Associate Professor Brendon Neuen
Associate Professor Brendon Neuen is Program Lead, Renal and Metabolic at The George Institute for Global Health and a Staff Specialist Nephrologist and Director of Kidney Trials at Royal North Shore Hospital. He graduated in medicine at James Cook University with 1st Class Honours and an Academic Medal; completed a Masters in Global Health and Epidemiology from the University of Oxford; a PhD from the University of New South Wales; and a Postdoctoral Fellowship at Brigham and Women's Hospital, Harvard Medical School. He is a Fellow of the Royal Australasian College of Physicians and a Fellow of the American Society of Nephrology.

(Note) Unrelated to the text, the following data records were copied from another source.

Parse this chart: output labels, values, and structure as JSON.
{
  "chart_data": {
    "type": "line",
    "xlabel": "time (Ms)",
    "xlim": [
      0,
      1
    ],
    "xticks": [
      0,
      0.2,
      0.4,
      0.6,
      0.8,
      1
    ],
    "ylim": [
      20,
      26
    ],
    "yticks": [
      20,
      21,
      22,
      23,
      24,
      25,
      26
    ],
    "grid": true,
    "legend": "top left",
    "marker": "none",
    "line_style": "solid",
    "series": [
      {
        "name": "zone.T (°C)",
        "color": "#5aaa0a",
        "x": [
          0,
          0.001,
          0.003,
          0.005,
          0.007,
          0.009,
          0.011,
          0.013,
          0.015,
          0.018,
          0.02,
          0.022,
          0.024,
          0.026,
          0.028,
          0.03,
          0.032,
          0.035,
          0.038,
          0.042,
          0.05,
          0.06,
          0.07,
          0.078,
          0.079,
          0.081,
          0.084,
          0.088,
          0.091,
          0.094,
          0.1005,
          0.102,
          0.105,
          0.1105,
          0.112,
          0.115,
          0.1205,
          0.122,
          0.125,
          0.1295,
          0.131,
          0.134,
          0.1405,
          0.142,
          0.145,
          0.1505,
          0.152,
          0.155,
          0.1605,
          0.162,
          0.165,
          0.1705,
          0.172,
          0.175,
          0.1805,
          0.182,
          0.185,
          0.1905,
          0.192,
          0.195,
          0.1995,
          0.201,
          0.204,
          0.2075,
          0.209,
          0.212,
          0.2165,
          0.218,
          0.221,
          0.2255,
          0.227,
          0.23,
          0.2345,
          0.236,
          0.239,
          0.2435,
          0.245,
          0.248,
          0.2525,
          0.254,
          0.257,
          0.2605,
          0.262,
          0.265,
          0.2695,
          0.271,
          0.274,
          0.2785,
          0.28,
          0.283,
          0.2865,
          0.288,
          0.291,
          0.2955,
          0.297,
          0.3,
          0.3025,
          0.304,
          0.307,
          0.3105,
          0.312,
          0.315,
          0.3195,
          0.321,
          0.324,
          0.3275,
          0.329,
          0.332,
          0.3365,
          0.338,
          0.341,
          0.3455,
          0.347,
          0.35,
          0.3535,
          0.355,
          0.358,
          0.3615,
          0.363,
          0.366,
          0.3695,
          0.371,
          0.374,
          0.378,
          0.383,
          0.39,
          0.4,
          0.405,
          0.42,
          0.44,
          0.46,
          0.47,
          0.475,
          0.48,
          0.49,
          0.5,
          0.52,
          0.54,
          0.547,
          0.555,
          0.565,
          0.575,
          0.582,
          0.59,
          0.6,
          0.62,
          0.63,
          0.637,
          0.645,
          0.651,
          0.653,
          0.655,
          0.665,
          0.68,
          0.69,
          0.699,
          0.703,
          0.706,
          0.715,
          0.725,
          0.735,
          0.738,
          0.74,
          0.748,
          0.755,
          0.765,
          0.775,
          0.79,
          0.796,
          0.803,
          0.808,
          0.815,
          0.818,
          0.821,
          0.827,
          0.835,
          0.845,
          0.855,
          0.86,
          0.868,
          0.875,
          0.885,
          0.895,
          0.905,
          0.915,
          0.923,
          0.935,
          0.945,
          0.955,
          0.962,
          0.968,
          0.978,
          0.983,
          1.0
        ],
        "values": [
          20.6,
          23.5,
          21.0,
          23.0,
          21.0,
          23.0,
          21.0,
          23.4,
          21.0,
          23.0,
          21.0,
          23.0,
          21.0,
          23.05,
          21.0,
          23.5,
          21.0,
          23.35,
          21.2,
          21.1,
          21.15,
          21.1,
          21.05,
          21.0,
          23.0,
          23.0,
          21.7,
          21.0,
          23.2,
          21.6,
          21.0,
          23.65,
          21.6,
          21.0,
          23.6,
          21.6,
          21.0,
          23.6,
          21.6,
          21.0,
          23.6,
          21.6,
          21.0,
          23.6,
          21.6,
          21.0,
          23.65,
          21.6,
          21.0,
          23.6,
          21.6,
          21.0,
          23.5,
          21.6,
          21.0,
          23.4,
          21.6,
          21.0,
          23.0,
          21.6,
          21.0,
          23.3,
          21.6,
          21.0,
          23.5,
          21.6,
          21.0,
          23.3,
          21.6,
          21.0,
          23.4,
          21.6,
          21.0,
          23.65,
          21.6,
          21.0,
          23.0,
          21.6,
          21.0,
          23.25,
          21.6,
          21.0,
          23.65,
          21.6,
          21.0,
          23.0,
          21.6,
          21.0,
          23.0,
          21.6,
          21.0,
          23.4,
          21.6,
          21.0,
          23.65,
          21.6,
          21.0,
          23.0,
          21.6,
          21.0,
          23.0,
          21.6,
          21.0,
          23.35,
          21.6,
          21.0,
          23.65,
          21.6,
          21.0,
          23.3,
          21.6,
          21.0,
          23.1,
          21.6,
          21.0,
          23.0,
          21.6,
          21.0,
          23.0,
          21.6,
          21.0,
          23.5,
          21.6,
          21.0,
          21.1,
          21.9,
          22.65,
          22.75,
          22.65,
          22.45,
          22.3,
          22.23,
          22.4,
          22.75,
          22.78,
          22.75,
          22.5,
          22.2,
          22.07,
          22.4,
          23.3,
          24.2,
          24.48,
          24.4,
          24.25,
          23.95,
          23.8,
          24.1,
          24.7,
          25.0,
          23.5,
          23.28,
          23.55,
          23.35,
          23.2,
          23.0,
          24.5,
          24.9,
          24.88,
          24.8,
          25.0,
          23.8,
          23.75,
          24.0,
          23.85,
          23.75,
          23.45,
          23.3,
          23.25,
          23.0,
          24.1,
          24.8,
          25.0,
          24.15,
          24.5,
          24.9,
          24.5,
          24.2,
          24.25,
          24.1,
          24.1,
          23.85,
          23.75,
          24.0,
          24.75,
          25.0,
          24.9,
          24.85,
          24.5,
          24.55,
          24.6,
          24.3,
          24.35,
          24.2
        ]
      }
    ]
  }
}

He is an internationally recognised expert on cardio-kidney-metabolic health and serves as the Secretariat (Co-Chair) of the SGLT2 Inhibitor Meta-Analysis Cardio-Renal Trialists' Consortium (Smart C), which brings together data from over 90,000 patients from large-scale randomized trials to better understand the effects of this class of medicine in major patient groups. In addition, A/Prof Neuen is involved in the leadership of multiple ongoing international multi-centre randomized trials evaluating treatments to prevent kidney failure, cardiovascular events, or both. His work has directly informed more than 30 major international and national clinical practice guidelines, position papers and scientific statements which define best practice for the care of people with chronic kidney disease, including the Kidney Disease Improving Global Outcomes (KDIGO) Guidelines and the American Diabetes Association (ADA) Standards of Care.
A/Prof Neuen is the author of over 150 peer-reviewed publications in general medical journals including The Lancet, BMJ and Nature Medicine, and specialty journals including Lancet Diabetes and Endocrinology, Circulation, and the Journal of the American Society of Nephrology. He serves on the Editorial Boards of the American Society of Nephrology and Nephrology Dialysis and Transplantation (flagship journal of the European Renal Association). His work is supported by the National Health and Medical Research Council of Australia, New South Wales Health, the Ramaciotti Foundation, as well as philanthropic sources, and has been recognised through multiple awards, including the Royal Society of New South Wales Ida Browne Medal, and the American Heart Association's Paul Dudley White International Scholar Award.